One such piece, “Heirloom”, contains a quilt meant to explore the “unusual lives and deaths of the six Mariettans portrayed on it,” said artist Sherer in an email.
“Watching lurid forensic television shows and reading true crime novels are among my guilty pleasures. When one lives in a small town where there are many things we are not supposed to talk about, gossip becomes the World Wide Web,” Sherer said. “I was delighted to find that most people share my interest in scandals, gossip, family secrets, and bizarre tales.”
By sharing this exhibit with the public, Sherer hopes to intrigue people with the stories of six Marietta citizens and have them realize that, “secrets can be exhumed and retold and become distorted through time”.

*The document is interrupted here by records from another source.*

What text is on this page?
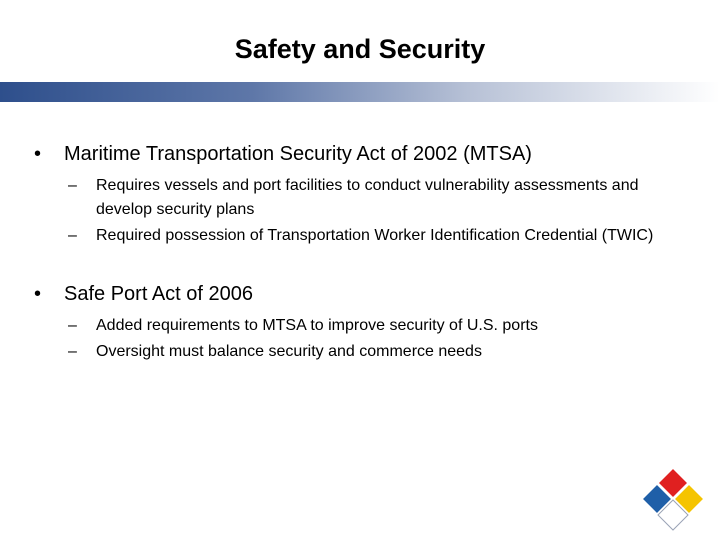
Safety and Security
• Maritime Transportation Security Act of 2002 (MTSA)
– Requires vessels and port facilities to conduct vulnerability assessments and develop security plans
– Required possession of Transportation Worker Identification Credential (TWIC)
• Safe Port Act of 2006
– Added requirements to MTSA to improve security of U.S. ports
– Oversight must balance security and commerce needs
43
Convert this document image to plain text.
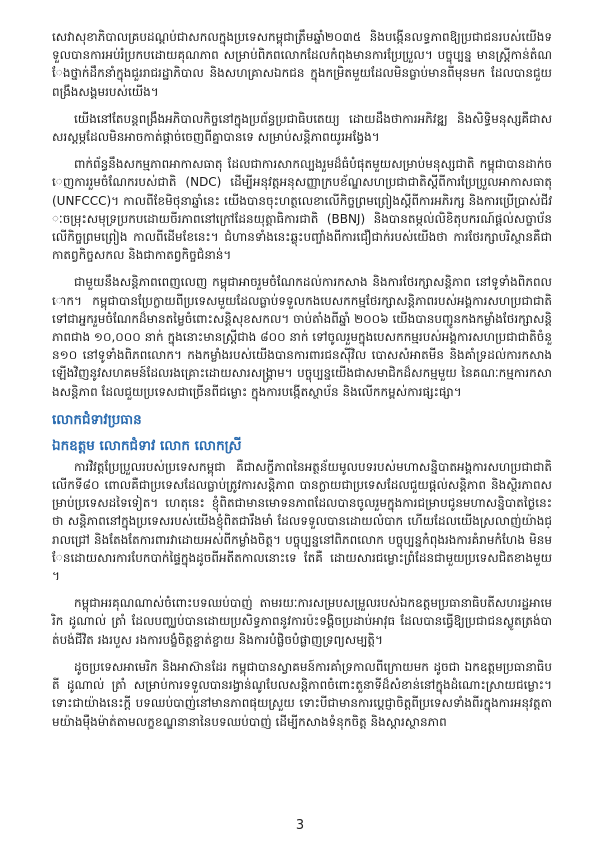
សេវាសុខាភិបាលគ្របដណ្ដប់ជាសកលក្នុងប្រទេសកម្ពុជាត្រឹមឆ្នាំ២០៣៥ និងបង្កើនលទ្ធភាពឱ្យប្រជាជនរបស់យើងទទួលបានការអប់រំប្រកបដោយគុណភាព សម្រាប់ពិភពលោកដែលកំពុងមានការប្រែប្រួល។ បច្ចុប្បន្ន មានស្ត្រីកាន់តំណែងថ្នាក់ដឹកនាំក្នុងជួររាជរដ្ឋាភិបាល និងសហគ្រាសឯកជន ក្នុងកម្រិតមួយដែលមិនធ្លាប់មានពីមុនមក ដែលបានជួយពង្រឹងសង្គមរបស់យើង។

យើងនៅតែបន្តពង្រឹងអភិបាលកិច្ចនៅក្នុងប្រព័ន្ធប្រជាធិបតេយ្យ ដោយដឹងថាការអភិវឌ្ឍ និងសិទ្ធិមនុស្សគឺជាសសរស្តម្ភដែលមិនអាចកាត់ផ្ដាច់ចេញពីគ្នាបានទេ សម្រាប់សន្តិភាពយូរអង្វែង។

ពាក់ព័ន្ធនឹងសកម្មភាពអាកាសធាតុ ដែលជាការសាកល្បងរួមដ៏ធំបំផុតមួយសម្រាប់មនុស្សជាតិ កម្ពុជាបានដាក់ចេញការរួមចំណែករបស់ជាតិ (NDC) ដើម្បីអនុវត្តអនុសញ្ញាក្របខ័ណ្ឌសហប្រជាជាតិស្តីពីការប្រែប្រួលអាកាសធាតុ (UNFCCC)។ កាលពីខែមិថុនាឆ្នាំនេះ យើងបានចុះហត្ថលេខាលើកិច្ចព្រមព្រៀងស្តីពីការអភិរក្ស និងការប្រើប្រាស់ជីវៈចម្រុះសមុទ្រប្រកបដោយចីរភាពនៅក្រៅដែនយុត្តាធិការជាតិ (BBNJ) និងបានតម្កល់លិខិតុបករណ៍ផ្តល់សច្ចាប័នលើកិច្ចព្រមព្រៀង កាលពីដើមខែនេះ។ ជំហានទាំងនេះឆ្លុះបញ្ចាំងពីការជឿជាក់របស់យើងថា ការថែរក្សាបរិស្ថានគឺជាកាតព្វកិច្ចសកល និងជាកាតព្វកិច្ចជំនាន់។

ជាមួយនឹងសន្តិភាពពេញលេញ កម្ពុជាអាចរួមចំណែកដល់ការកសាង និងការថែរក្សាសន្តិភាព នៅទូទាំងពិភពលោក។ កម្ពុជាបានប្រែក្លាយពីប្រទេសមួយដែលធ្លាប់ទទួលកងបេសកកម្មថែរក្សាសន្តិភាពរបស់អង្គការសហប្រជាជាតិ ទៅជាអ្នករួមចំណែកដ៏មានតម្លៃចំពោះសន្តិសុខសកល។ ចាប់តាំងពីឆ្នាំ ២០០៦ យើងបានបញ្ជូនកងកម្លាំងថែរក្សាសន្តិភាពជាង ១០,០០០ នាក់ ក្នុងនោះមានស្ត្រីជាង ៨០០ នាក់ ទៅចូលរួមក្នុងបេសកកម្មរបស់អង្គការសហប្រជាជាតិចំនួន១០ នៅទូទាំងពិភពលោក។ កងកម្លាំងរបស់យើងបានការពារជនស៊ីវិល បោសសំអាតមីន និងគាំទ្រដល់ការកសាងឡើងវិញនូវសហគមន៍ដែលរងគ្រោះដោយសារសង្គ្រាម។ បច្ចុប្បន្នយើងជាសមាជិកដ៏សកម្មមួយ នៃគណៈកម្មការកសាងសន្តិភាព ដែលជួយប្រទេសជាច្រើនពីជម្លោះ ក្នុងការបង្កើតស្ថាប័ន និងលើកកម្ពស់ការផ្សះផ្សា។

លោកជំទាវប្រធាន
ឯកឧត្តម លោកជំទាវ លោក លោកស្រី

ការវិវត្តប្រែប្រួលរបស់ប្រទេសកម្ពុជា គឺជាសក្ខីភាពនៃអត្ថន័យមូលបទរបស់មហាសន្និបាតអង្គការសហប្រជាជាតិលើកទី៨០ ពោលគឺជាប្រទេសដែលធ្លាប់ត្រូវការសន្តិភាព បានក្លាយជាប្រទេសដែលជួយផ្តល់សន្តិភាព និងស្ថិរភាពសម្រាប់ប្រទេសដទៃទៀត។ ហេតុនេះ ខ្ញុំពិតជាមានមោទនភាពដែលបានចូលរួមក្នុងការជម្រាបជូនមហាសន្និបាតថ្ងៃនេះថា សន្តិភាពនៅក្នុងប្រទេសរបស់យើងខ្ញុំពិតជារឹងមាំ ដែលទទួលបានដោយលំបាក ហើយដែលយើងស្រលាញ់យ៉ាងជ្រាលជ្រៅ និងតែងតែការពារវាដោយអស់ពីកម្លាំងចិត្ត។ បច្ចុប្បន្ននៅពិភពលោក បច្ចុប្បន្នកំពុងរងការគំរាមកំហែង មិនមែនដោយសារការបែកបាក់ផ្ទៃក្នុងដូចពីអតីតកាលនោះទេ តែគឺ ដោយសារជម្លោះព្រំដែនជាមួយប្រទេសជិតខាងមួយ។

កម្ពុជាអរគុណណាស់ចំពោះបទឈប់បាញ់ តាមរយៈការសម្របសម្រួលរបស់ឯកឧត្តមប្រធានាធិបតីសហរដ្ឋអាមេរិក ដូណាល់ ត្រាំ ដែលបញ្ឈប់បានដោយប្រសិទ្ធភាពនូវការប៉ះទង្គិចប្រដាប់អាវុធ ដែលបានធ្វើឱ្យប្រជាជនស្លូតត្រង់បាត់បង់ជីវិត រងរបួស រងការបង្ខំចិត្តខ្ចាត់ខ្ចាយ និងការបំផ្លិចបំផ្លាញទ្រព្យសម្បត្តិ។

ដូចប្រទេសអាមេរិក និងអាស៊ានដែរ កម្ពុជាបានស្វាគមន៍ការគាំទ្រកាលពីក្រោយមក ដូចជា ឯកឧត្តមប្រធានាធិបតី ដូណាល់ ត្រាំ សម្រាប់ការទទួលបានរង្វាន់ណូបែលសន្តិភាពចំពោះតួនាទីដ៏សំខាន់នៅក្នុងដំណោះស្រាយជម្លោះ។ ទោះជាយ៉ាងនេះក្តី បទឈប់បាញ់នៅមានភាពផុយស្រួយ ទោះបីជាមានការប្តេជ្ញាចិត្តពីប្រទេសទាំងពីរក្នុងការអនុវត្តតាមយ៉ាងម៉ឺងម៉ាត់តាមលក្ខខណ្ឌនានានៃបទឈប់បាញ់ ដើម្បីកសាងទំនុកចិត្ត និងស្តារស្ថានភាព

3
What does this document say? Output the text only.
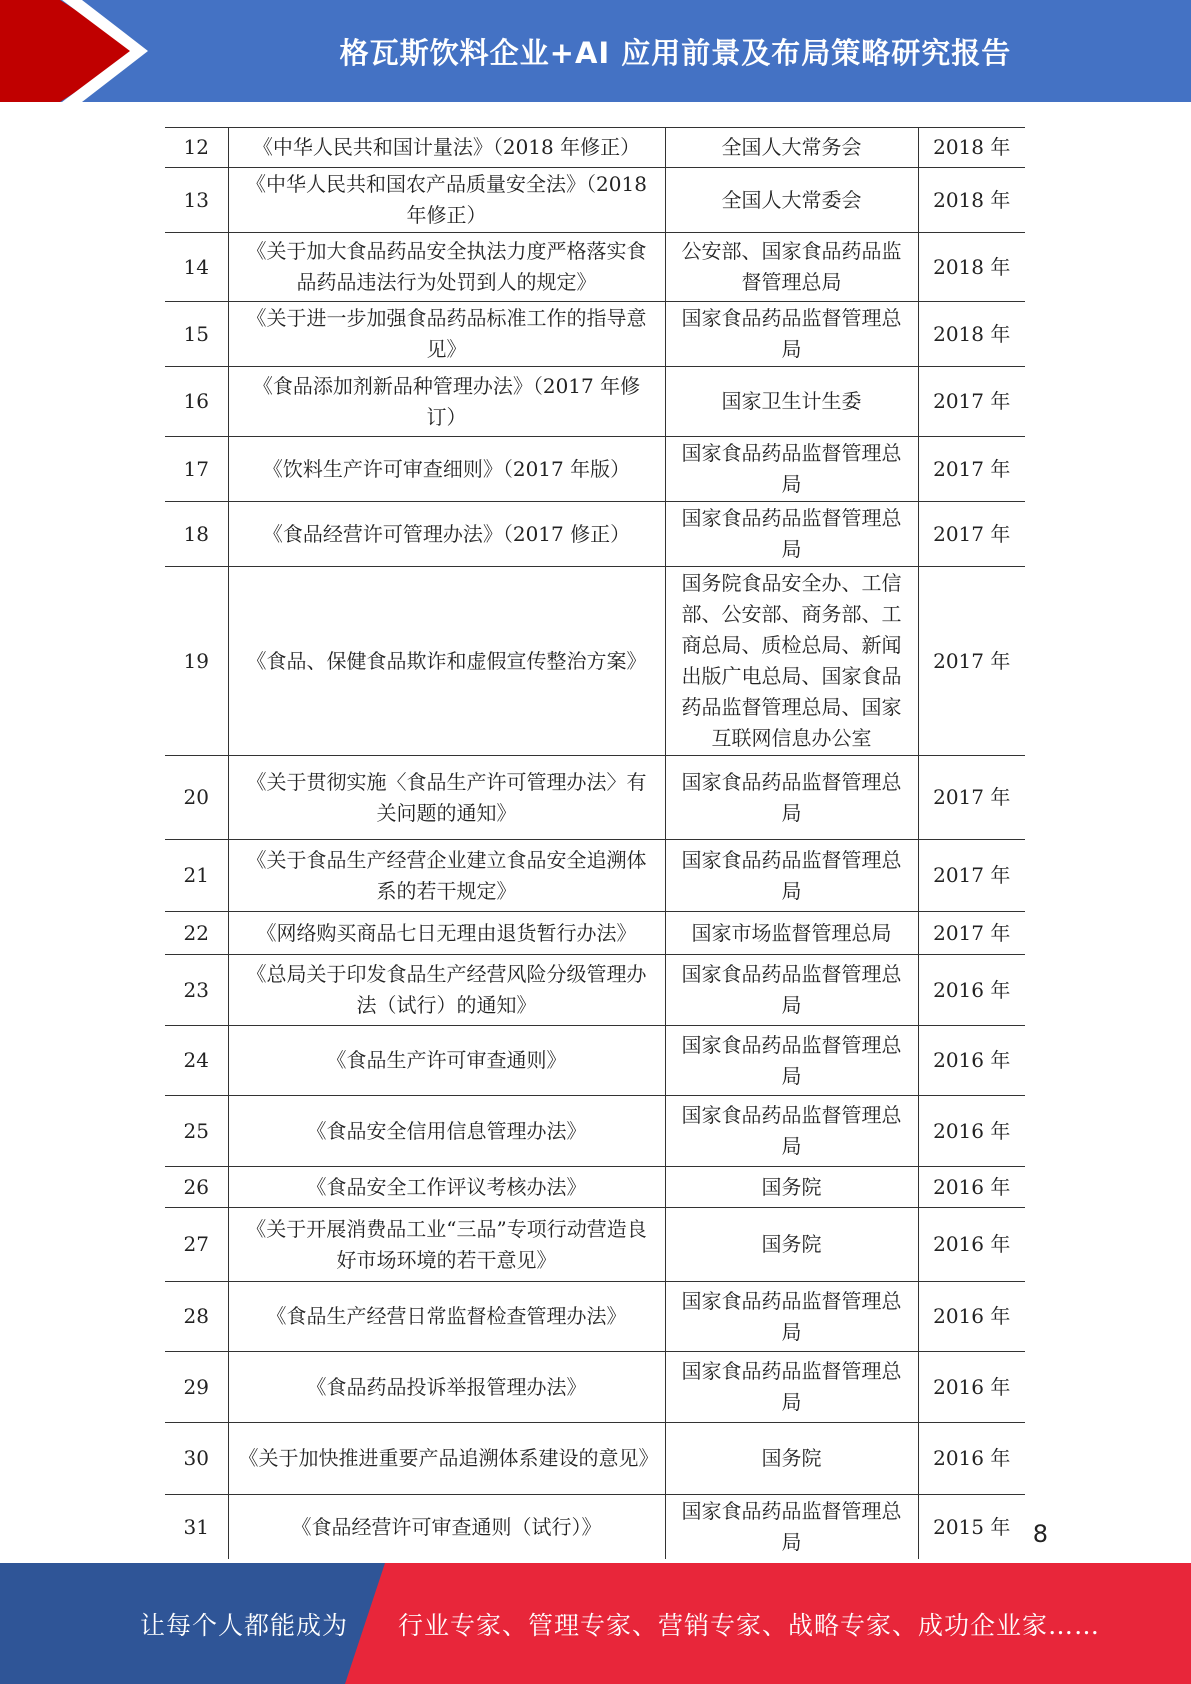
格瓦斯饮料企业+AI 应用前景及布局策略研究报告
12	《中华人民共和国计量法》（2018 年修正）	全国人大常务会	2018 年
13	《中华人民共和国农产品质量安全法》（2018 年修正）	全国人大常委会	2018 年
14	《关于加大食品药品安全执法力度严格落实食品药品违法行为处罚到人的规定》	公安部、国家食品药品监督管理总局	2018 年
15	《关于进一步加强食品药品标准工作的指导意见》	国家食品药品监督管理总局	2018 年
16	《食品添加剂新品种管理办法》（2017 年修订）	国家卫生计生委	2017 年
17	《饮料生产许可审查细则》（2017 年版）	国家食品药品监督管理总局	2017 年
18	《食品经营许可管理办法》（2017 修正）	国家食品药品监督管理总局	2017 年
19	《食品、保健食品欺诈和虚假宣传整治方案》	国务院食品安全办、工信部、公安部、商务部、工商总局、质检总局、新闻出版广电总局、国家食品药品监督管理总局、国家互联网信息办公室	2017 年
20	《关于贯彻实施〈食品生产许可管理办法〉有关问题的通知》	国家食品药品监督管理总局	2017 年
21	《关于食品生产经营企业建立食品安全追溯体系的若干规定》	国家食品药品监督管理总局	2017 年
22	《网络购买商品七日无理由退货暂行办法》	国家市场监督管理总局	2017 年
23	《总局关于印发食品生产经营风险分级管理办法（试行）的通知》	国家食品药品监督管理总局	2016 年
24	《食品生产许可审查通则》	国家食品药品监督管理总局	2016 年
25	《食品安全信用信息管理办法》	国家食品药品监督管理总局	2016 年
26	《食品安全工作评议考核办法》	国务院	2016 年
27	《关于开展消费品工业“三品”专项行动营造良好市场环境的若干意见》	国务院	2016 年
28	《食品生产经营日常监督检查管理办法》	国家食品药品监督管理总局	2016 年
29	《食品药品投诉举报管理办法》	国家食品药品监督管理总局	2016 年
30	《关于加快推进重要产品追溯体系建设的意见》	国务院	2016 年
31	《食品经营许可审查通则（试行）》	国家食品药品监督管理总局	2015 年 8
让每个人都能成为 行业专家、管理专家、营销专家、战略专家、成功企业家……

In “Some of its Parts” textile artist, Rowland Ricketts, and soundscape musician Norbert Herber worked together to create a work of art that appeals to viewers on a visual and audible level.
According to Indiana University’s Institute for Digital Arts and Humanities, Herber is known for using audio to explore the relationship between sound and people in different environments.
Ricketts received his MFA from Cranbrook Academy of Art and spent time in Japan training in indigo farming and dyeing, according to his website. He added a section in “Some of its Parts” that educates visitors about the indigo dyeing process.
“Some of its Parts” includes a piece called “Untitled- After Te-Ita”, in which Ricketts created by using a combination of stones and indigo-dyed wool.